Lorsque l’histoire n’est pas si ancienne, elle parle davantage aux contemporains… « Sonjé maws 61 », est le nom d’une balade mémorielle initiée par Valérie-Ann Edmond Mariette, jeune chercheure en Histoire, qui a monté son entreprise « Oliwon Listwa » pour aider à mieux comprendre les événements coloniaux qui ont façonné la Martinique. 

En parallèle de cette démarche, la ville du Lamentin, prépare, elle aussi, un programme de réappropriation de l’histoire de son territoire.
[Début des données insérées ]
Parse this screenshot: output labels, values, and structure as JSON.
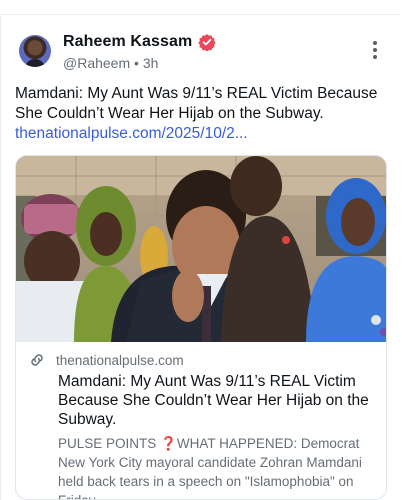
{
  "post": {
    "author_name": "Raheem Kassam",
    "handle": "@Raheem",
    "separator": "•",
    "time": "3h",
    "text": "Mamdani: My Aunt Was 9/11’s REAL Victim Because She Couldn’t Wear Her Hijab on the Subway.",
    "link_text": "thenationalpulse.com/2025/10/2..."
  },
  "card": {
    "domain": "thenationalpulse.com",
    "title": "Mamdani: My Aunt Was 9/11’s REAL Victim Because She Couldn’t Wear Her Hijab on the Subway.",
    "desc_prefix": "PULSE POINTS",
    "desc_mark": "❓",
    "desc_body": "WHAT HAPPENED: Democrat New York City mayoral candidate Zohran Mamdani held back tears in a speech on \"Islamophobia\" on Friday,"
  },
  "icons": {
    "verified": "verified-badge-icon",
    "more": "more-vertical-icon",
    "link": "link-icon"
  },
  "colors": {
    "link": "#3b5bdb",
    "verified": "#e8485a",
    "muted": "#666e76"
  }
}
Légende de la photo de couverture : Devant la médiathèque, à l’angle des rues du 24 mars 1961 et Auguste-Hardy-Saint-Omer, Valérie-Ann Edmond-Mariette relate la genèse des faits qui ont conduit à la fusillade par mitraillette et faisant trois morts et de nombreuses victimes collatérales, dont le maire du Lamentin.

La pédagogie est le fil conducteur des balades mémorielles que propose Valérie-Ann Edmond-Mariette, chercheure en Histoire, et qui a créé son entreprise de circuits touristiques… principalement à pied.
Trois balades commentées sur, Fort-de-France, Saint-Pierre et le Lamentin, et qui passent en revue des événements clés de l’histoire de la Martinique.
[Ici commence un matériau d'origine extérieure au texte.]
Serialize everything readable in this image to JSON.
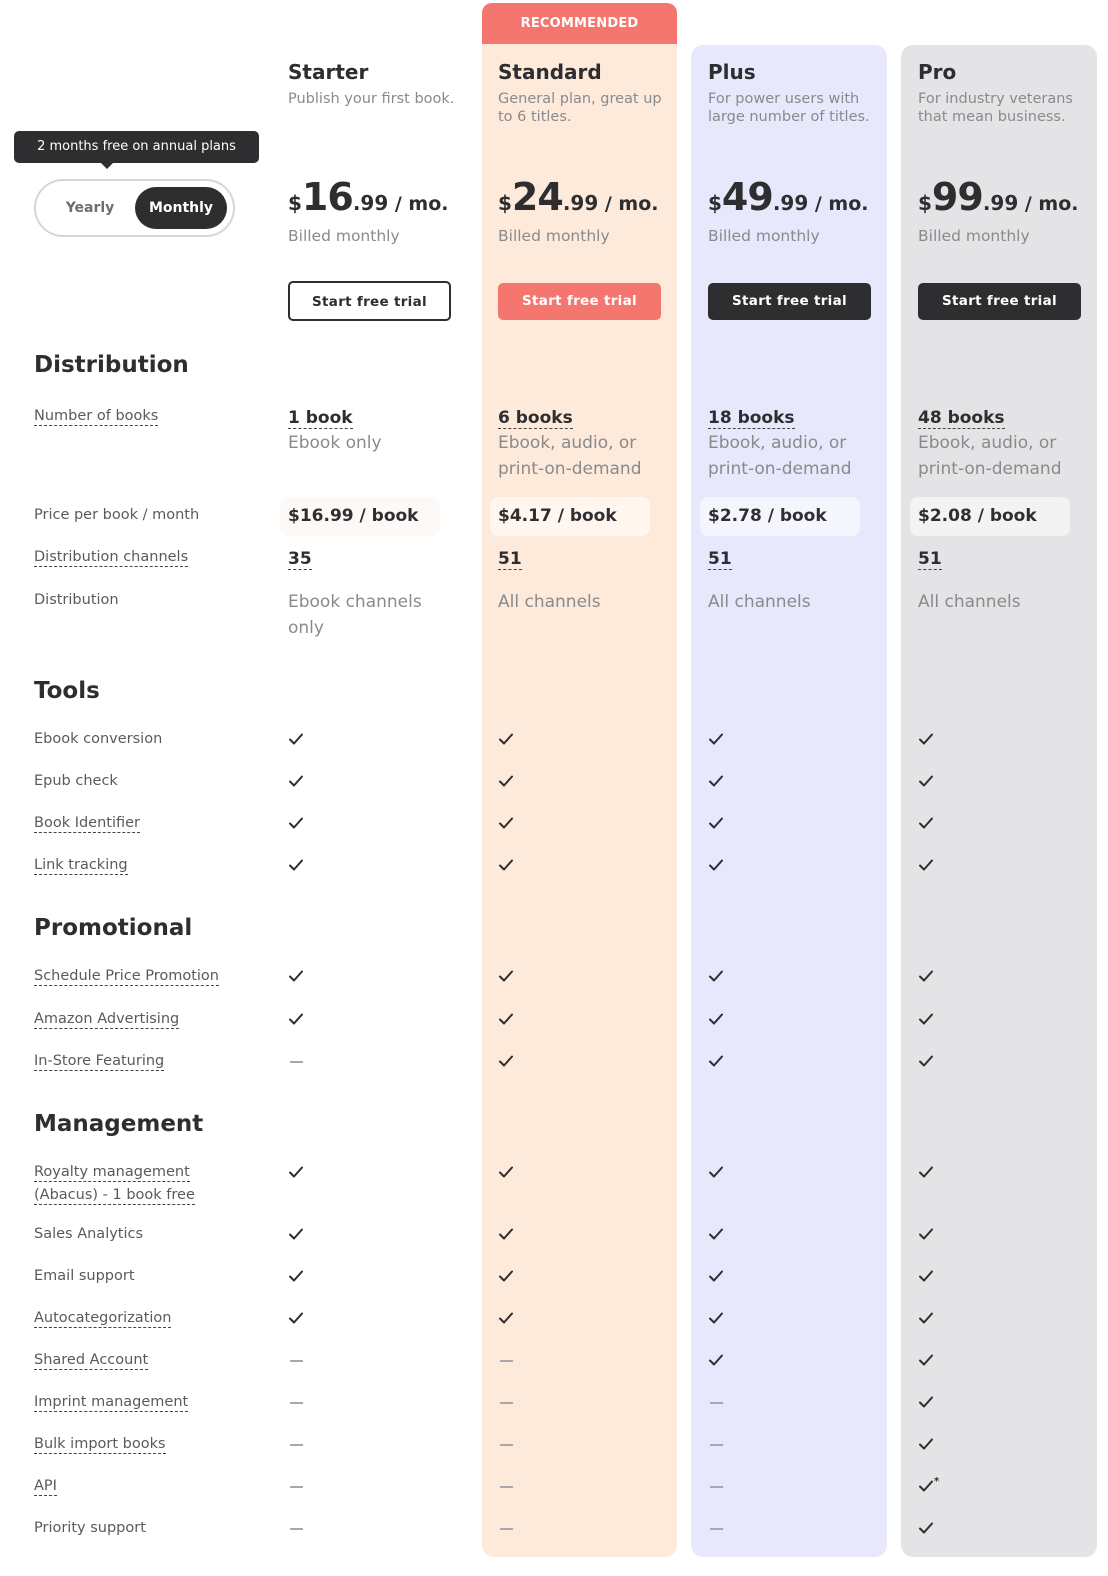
{
  "billing": {
    "tooltip": "2 months free on annual plans",
    "options": [
      "Yearly",
      "Monthly"
    ],
    "selected": "Monthly"
  },
  "recommended_label": "RECOMMENDED",
  "colors": {
    "coral": "#f4766f",
    "standard_bg": "#fdeadb",
    "plus_bg": "#e7e8fb",
    "pro_bg": "#e4e4e6",
    "dark": "#2e2e30"
  },
  "plans": [
    {
      "name": "Starter",
      "description": "Publish your first book.",
      "currency": "$",
      "price_whole": "16",
      "price_cents": ".99",
      "per": " / mo.",
      "billed": "Billed monthly",
      "cta": "Start free trial",
      "books": "1 book",
      "formats": "Ebook only",
      "price_per_book": "$16.99 / book",
      "channels": "35",
      "distribution": "Ebook channels only"
    },
    {
      "name": "Standard",
      "description": "General plan, great up to 6 titles.",
      "currency": "$",
      "price_whole": "24",
      "price_cents": ".99",
      "per": " / mo.",
      "billed": "Billed monthly",
      "cta": "Start free trial",
      "books": "6 books",
      "formats": "Ebook, audio, or print-on-demand",
      "price_per_book": "$4.17 / book",
      "channels": "51",
      "distribution": "All channels"
    },
    {
      "name": "Plus",
      "description": "For power users with large number of titles.",
      "currency": "$",
      "price_whole": "49",
      "price_cents": ".99",
      "per": " / mo.",
      "billed": "Billed monthly",
      "cta": "Start free trial",
      "books": "18 books",
      "formats": "Ebook, audio, or print-on-demand",
      "price_per_book": "$2.78 / book",
      "channels": "51",
      "distribution": "All channels"
    },
    {
      "name": "Pro",
      "description": "For industry veterans that mean business.",
      "currency": "$",
      "price_whole": "99",
      "price_cents": ".99",
      "per": " / mo.",
      "billed": "Billed monthly",
      "cta": "Start free trial",
      "books": "48 books",
      "formats": "Ebook, audio, or print-on-demand",
      "price_per_book": "$2.08 / book",
      "channels": "51",
      "distribution": "All channels"
    }
  ],
  "distribution": {
    "title": "Distribution",
    "rows": {
      "books": "Number of books",
      "price_per_book": "Price per book / month",
      "channels": "Distribution channels",
      "distribution": "Distribution"
    }
  },
  "features": [
    {
      "title": "Tools",
      "rows": [
        {
          "label": "Ebook conversion",
          "dashed": false,
          "values": [
            "check",
            "check",
            "check",
            "check"
          ]
        },
        {
          "label": "Epub check",
          "dashed": false,
          "values": [
            "check",
            "check",
            "check",
            "check"
          ]
        },
        {
          "label": "Book Identifier",
          "dashed": true,
          "values": [
            "check",
            "check",
            "check",
            "check"
          ]
        },
        {
          "label": "Link tracking",
          "dashed": true,
          "values": [
            "check",
            "check",
            "check",
            "check"
          ]
        }
      ]
    },
    {
      "title": "Promotional",
      "rows": [
        {
          "label": "Schedule Price Promotion",
          "dashed": true,
          "values": [
            "check",
            "check",
            "check",
            "check"
          ]
        },
        {
          "label": "Amazon Advertising",
          "dashed": true,
          "values": [
            "check",
            "check",
            "check",
            "check"
          ]
        },
        {
          "label": "In-Store Featuring",
          "dashed": true,
          "values": [
            "dash",
            "check",
            "check",
            "check"
          ]
        }
      ]
    },
    {
      "title": "Management",
      "rows": [
        {
          "label": "Royalty management",
          "label2": "(Abacus) - 1 book free",
          "dashed": true,
          "values": [
            "check",
            "check",
            "check",
            "check"
          ]
        },
        {
          "label": "Sales Analytics",
          "dashed": false,
          "values": [
            "check",
            "check",
            "check",
            "check"
          ]
        },
        {
          "label": "Email support",
          "dashed": false,
          "values": [
            "check",
            "check",
            "check",
            "check"
          ]
        },
        {
          "label": "Autocategorization",
          "dashed": true,
          "values": [
            "check",
            "check",
            "check",
            "check"
          ]
        },
        {
          "label": "Shared Account",
          "dashed": true,
          "values": [
            "dash",
            "dash",
            "check",
            "check"
          ]
        },
        {
          "label": "Imprint management",
          "dashed": true,
          "values": [
            "dash",
            "dash",
            "dash",
            "check"
          ]
        },
        {
          "label": "Bulk import books",
          "dashed": true,
          "values": [
            "dash",
            "dash",
            "dash",
            "check"
          ]
        },
        {
          "label": "API",
          "dashed": true,
          "values": [
            "dash",
            "dash",
            "dash",
            "check*"
          ]
        },
        {
          "label": "Priority support",
          "dashed": false,
          "values": [
            "dash",
            "dash",
            "dash",
            "check"
          ]
        }
      ]
    }
  ]
}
A savoir, « Foyal colonial » qui décode à travers les différentes politiques d’Aimé Césaire, les actions de décolonisation par la Culture, telles que la porte du tricentenaire avec sa fresque de Khôkhô René-Corail et la création du Sermac ; « 22 mé » à Saint-Pierre, qui se concentre sur l’histoire de la traite négrière transatlantique et l’esclavage colonial, dont la fin a officiellement été actée les 21, 22 et 23 mai 1848 ; et pour finir, « Sonjé maws 61 », qui fait écho aux nombreuses luttes ouvrières qui se sont manifestées sur la commune du Lamentin, alors bastion communiste.

Le 24 mars 1961, trois personnes, Suzanne Marie-Calixte, 24 ans qui sortait de l’église, Alexandre Laurencine, 21 ans, ouvrier agricole, Edouard Valide, 26 ans, ouvrier agricole, ont perdu la vie, touchés par des tirs de mitraillette à la rue Auguste-Hardy-Saint-Omer, lors d’une manifestation d’ouvriers agricoles au cours de laquelle, un Béké, Eugène Aubéry, avait été molesté, et sa jeep renversée. « Cet événement est important car il explique pourquoi ces luttes ouvrières sont l’expression du rejet de la colonialité à la Martinique », souligne Valérie-Ann Edmond-Mariette.

Un passé pas si lointain

Au cimetière du Lamentin, la chercheure revient sur le geste commémoratif de la mairie envers les victimes du 24 mars 1961. Photos C.Pa/ Antilla

A cette époque, la situation des ouvriers était précaire. « Tout le monde ne pouvait pas donner à manger tous les jours à ses enfants. André Aliker, qui avait côtoyé Georges Gratiant au journal Justice, organe de presse communiste, avait dévoilé des détournements de fonds à l’usine du Lareinty, impliquant Eugène Aubéry. Portée devant les tribunaux, l’affaire ne va pas loin, Eugène Aubéry bénéficie d’un non-lieu ». Et André Aliker est assassiné… Les documents historiques non-accessibles au public, mais uniquement aux chercheurs, attestent de la fraude, de la corruption de magistrats. Le montant exact n’est pas révélé, mais il est question de milliers de francs.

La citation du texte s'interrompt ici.